While there’s not much in there that can reasonably be taken to mean gun rights should be heavily restricted, a lot of people seem to think otherwise. Those people tend to be concentrated in huge cities, places like New York.

Yet in the old Big Apple, employees of a well-known bank fear they’re being targeted for violent crimes despite that city’s long and…*ahem*…illustrious history of gun control.

Goldman Sachs’ New York employees griped that they increasingly face becoming targets of violent crime during their commutes after a coworker at the megabank was tragically gunned down on the subway.

“Can Goldman lead the pack for banks on issuing Kevlar vests?” one fed-up Goldman banker wrote on the popular corporate message board Wall Street Oasis.

“Can’t wait for the new bulletproof Patagonia,” another quipped.

Dark wisecracking about the dangers of public transportation comes just weeks after the Wall Street giant slashed a slew of pandemic-era perks that included free Ubers to and from headquarters in lower Manhattan.

“Management pushing for a return to the office should have to take public transit in,” one user wrote.

Another suggested hitting “reply all” to a note that CEO David Solomon sent employees following the shooting and asking “DJ D-Sol if he will take the subway to work tomorrow?”

Now, I get them being upset.

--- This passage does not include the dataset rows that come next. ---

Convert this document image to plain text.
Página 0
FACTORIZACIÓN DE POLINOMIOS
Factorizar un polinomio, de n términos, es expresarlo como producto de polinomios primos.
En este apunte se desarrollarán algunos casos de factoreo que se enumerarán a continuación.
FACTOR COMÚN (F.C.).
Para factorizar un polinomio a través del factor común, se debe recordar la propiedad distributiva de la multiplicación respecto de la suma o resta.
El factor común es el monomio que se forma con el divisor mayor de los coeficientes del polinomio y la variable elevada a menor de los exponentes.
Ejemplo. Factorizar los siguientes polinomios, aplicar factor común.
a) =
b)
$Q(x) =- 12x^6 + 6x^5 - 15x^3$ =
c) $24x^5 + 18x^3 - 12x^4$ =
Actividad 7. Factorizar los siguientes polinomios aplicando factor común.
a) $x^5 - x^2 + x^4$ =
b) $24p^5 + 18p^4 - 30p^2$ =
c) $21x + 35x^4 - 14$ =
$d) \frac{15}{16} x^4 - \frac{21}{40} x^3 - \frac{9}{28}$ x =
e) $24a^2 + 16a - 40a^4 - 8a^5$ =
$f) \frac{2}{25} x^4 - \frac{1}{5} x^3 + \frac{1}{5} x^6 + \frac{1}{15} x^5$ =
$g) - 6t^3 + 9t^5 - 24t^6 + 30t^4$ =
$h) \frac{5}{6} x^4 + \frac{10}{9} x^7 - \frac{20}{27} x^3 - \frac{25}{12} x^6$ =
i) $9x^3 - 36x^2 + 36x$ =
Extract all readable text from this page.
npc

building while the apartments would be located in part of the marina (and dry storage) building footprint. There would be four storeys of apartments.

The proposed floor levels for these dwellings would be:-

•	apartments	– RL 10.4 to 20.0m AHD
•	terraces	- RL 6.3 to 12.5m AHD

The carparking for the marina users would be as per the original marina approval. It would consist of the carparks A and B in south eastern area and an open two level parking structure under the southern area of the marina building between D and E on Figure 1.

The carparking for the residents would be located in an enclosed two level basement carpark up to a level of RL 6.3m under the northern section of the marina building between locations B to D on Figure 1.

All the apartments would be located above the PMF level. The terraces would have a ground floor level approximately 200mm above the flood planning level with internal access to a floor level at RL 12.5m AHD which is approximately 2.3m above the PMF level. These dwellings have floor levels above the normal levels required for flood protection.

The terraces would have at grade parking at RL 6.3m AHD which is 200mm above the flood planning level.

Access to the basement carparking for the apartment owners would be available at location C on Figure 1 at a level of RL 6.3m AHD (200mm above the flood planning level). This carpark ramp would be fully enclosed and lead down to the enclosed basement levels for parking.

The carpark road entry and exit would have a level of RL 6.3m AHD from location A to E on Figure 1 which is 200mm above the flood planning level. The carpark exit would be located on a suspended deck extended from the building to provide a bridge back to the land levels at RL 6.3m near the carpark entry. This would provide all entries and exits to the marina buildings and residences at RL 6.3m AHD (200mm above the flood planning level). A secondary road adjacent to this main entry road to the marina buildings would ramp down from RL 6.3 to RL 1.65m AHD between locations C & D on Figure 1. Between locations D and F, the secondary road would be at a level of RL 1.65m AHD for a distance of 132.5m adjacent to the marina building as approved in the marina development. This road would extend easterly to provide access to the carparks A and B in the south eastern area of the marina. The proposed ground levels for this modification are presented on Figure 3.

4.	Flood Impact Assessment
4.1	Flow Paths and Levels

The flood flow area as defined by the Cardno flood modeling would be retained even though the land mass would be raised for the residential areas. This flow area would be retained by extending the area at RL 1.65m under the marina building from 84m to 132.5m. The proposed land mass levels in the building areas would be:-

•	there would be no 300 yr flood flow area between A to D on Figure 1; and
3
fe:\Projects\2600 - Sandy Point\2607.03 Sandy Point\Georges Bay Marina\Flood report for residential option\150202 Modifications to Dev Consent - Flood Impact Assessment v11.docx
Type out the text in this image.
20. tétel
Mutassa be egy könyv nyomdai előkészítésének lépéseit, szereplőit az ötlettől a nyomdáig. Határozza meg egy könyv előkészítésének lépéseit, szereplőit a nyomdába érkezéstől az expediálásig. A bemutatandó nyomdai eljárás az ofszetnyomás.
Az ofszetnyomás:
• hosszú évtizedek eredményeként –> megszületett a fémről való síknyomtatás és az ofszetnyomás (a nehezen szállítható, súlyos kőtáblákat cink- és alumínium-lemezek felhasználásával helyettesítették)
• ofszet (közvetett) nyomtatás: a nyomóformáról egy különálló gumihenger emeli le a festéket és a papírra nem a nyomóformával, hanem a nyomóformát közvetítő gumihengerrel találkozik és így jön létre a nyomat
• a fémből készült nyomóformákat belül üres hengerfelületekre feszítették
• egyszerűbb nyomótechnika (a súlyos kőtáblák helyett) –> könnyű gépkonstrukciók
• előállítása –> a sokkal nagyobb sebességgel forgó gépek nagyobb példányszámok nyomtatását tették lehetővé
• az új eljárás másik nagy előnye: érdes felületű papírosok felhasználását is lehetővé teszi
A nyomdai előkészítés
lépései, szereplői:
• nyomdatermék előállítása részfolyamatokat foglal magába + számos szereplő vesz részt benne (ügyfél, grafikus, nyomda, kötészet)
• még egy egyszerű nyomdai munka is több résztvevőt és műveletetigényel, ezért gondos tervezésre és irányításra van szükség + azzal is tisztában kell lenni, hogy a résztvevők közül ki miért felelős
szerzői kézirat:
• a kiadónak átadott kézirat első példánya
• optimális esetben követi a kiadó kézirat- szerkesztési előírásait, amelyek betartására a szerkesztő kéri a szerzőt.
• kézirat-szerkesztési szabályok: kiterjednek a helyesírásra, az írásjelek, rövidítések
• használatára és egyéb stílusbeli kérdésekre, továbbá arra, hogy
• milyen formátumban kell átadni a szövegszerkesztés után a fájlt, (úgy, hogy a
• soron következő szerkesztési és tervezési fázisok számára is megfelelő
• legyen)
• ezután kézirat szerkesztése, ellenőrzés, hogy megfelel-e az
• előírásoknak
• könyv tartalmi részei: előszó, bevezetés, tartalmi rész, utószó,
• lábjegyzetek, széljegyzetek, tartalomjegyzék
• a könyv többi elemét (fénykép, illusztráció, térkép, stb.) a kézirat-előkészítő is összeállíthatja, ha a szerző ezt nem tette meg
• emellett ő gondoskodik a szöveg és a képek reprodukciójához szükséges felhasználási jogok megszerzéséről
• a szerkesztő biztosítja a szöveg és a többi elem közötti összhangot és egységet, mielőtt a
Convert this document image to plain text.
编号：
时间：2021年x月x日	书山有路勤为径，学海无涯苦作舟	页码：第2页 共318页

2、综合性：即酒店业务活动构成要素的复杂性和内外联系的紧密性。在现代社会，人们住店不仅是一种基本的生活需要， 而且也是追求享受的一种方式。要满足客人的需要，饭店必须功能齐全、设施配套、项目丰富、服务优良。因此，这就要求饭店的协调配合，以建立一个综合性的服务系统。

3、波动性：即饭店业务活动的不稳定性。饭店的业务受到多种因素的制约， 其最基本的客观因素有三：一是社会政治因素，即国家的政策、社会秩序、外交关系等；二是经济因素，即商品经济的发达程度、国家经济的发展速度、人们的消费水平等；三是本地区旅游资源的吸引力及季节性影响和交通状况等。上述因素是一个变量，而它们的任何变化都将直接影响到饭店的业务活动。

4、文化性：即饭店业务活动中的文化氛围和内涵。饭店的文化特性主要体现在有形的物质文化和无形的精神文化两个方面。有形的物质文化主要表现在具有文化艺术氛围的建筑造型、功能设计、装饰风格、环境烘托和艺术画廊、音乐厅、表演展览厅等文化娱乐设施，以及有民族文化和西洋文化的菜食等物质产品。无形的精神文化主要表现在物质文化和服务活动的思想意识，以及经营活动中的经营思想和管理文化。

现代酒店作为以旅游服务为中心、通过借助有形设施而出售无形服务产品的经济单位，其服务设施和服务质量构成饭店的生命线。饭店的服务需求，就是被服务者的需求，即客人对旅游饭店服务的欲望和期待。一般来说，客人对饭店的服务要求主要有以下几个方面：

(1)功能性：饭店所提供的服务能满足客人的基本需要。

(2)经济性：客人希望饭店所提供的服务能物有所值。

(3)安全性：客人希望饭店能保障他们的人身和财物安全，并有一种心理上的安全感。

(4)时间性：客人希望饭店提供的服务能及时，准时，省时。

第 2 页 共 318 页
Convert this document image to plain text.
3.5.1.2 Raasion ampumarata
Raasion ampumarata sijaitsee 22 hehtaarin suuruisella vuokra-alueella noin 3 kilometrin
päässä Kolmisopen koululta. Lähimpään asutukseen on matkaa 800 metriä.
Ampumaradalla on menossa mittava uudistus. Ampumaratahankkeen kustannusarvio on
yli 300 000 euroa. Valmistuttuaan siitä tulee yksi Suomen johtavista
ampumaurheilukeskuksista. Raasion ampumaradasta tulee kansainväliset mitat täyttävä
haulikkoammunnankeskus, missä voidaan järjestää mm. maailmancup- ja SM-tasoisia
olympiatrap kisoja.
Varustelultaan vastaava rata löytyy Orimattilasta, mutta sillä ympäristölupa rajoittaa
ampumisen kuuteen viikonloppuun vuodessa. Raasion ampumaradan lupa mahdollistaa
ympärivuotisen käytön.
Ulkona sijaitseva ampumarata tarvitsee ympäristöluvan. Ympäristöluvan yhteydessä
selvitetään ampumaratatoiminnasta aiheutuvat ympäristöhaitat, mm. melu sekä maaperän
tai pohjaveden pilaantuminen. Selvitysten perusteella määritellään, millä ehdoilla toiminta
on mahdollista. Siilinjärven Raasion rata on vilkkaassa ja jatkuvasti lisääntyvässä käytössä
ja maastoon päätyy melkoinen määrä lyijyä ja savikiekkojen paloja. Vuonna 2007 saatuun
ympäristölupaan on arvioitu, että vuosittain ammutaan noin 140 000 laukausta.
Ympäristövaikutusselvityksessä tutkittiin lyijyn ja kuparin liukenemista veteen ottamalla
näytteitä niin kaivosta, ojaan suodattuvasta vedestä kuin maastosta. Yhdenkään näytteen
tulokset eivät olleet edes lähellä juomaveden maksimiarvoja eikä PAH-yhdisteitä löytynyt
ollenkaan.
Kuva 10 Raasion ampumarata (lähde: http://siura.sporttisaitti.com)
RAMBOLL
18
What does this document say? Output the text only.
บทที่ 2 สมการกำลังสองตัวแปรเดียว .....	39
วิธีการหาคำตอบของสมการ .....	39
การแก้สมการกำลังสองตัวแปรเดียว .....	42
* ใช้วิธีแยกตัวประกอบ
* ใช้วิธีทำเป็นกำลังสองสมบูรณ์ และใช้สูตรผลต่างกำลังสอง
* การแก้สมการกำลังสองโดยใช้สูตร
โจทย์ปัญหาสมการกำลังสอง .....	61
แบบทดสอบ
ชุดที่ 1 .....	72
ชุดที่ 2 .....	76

While most people don’t get free Ubers no matter what they do, when you’ve been enjoying a perk, it’s hard not to get worked up when you lose it.

And Ubers are, typically, safer than the subway.

But in a free society, gun rights would actually deal with a lot of this.

Let’s remember that New York heavily restricts who can and cannot carry a firearm. While many suspect its days of doing so are limited, it’s still the law on the books right now. So, even if these employees wanted to carry a firearm for their own protection, they can’t.

One of their own was killed, but under New York’s draconian carry permit scheme, that’s simply not enough for them to get a permit to carry a firearm. They’re well-paid bankers in a city that’s teeming with poverty and crime, but a general desire to defend oneself isn’t ample reason to exercise one’s gun rights, according to the state.

Granted, the Supreme Court will likely change that in the near future–possibly as early as next week–but for now, there’s not much anyone can do except pray.

It shouldn’t be that way.

While not everyone will want to carry a firearm and others simply cannot for whatever reason, the idea behind gun rights is that it provides a kind of herd immunity against violent crime. If the bad guys don’t know who is and isn’t carrying a gun, they’ll likely rethink their plans for armed robbery and/or murder.

But New York has made it so difficult that criminals simply don’t have to worry, and that’s an issue.

Gun rights keep people safe. It’s just that simple.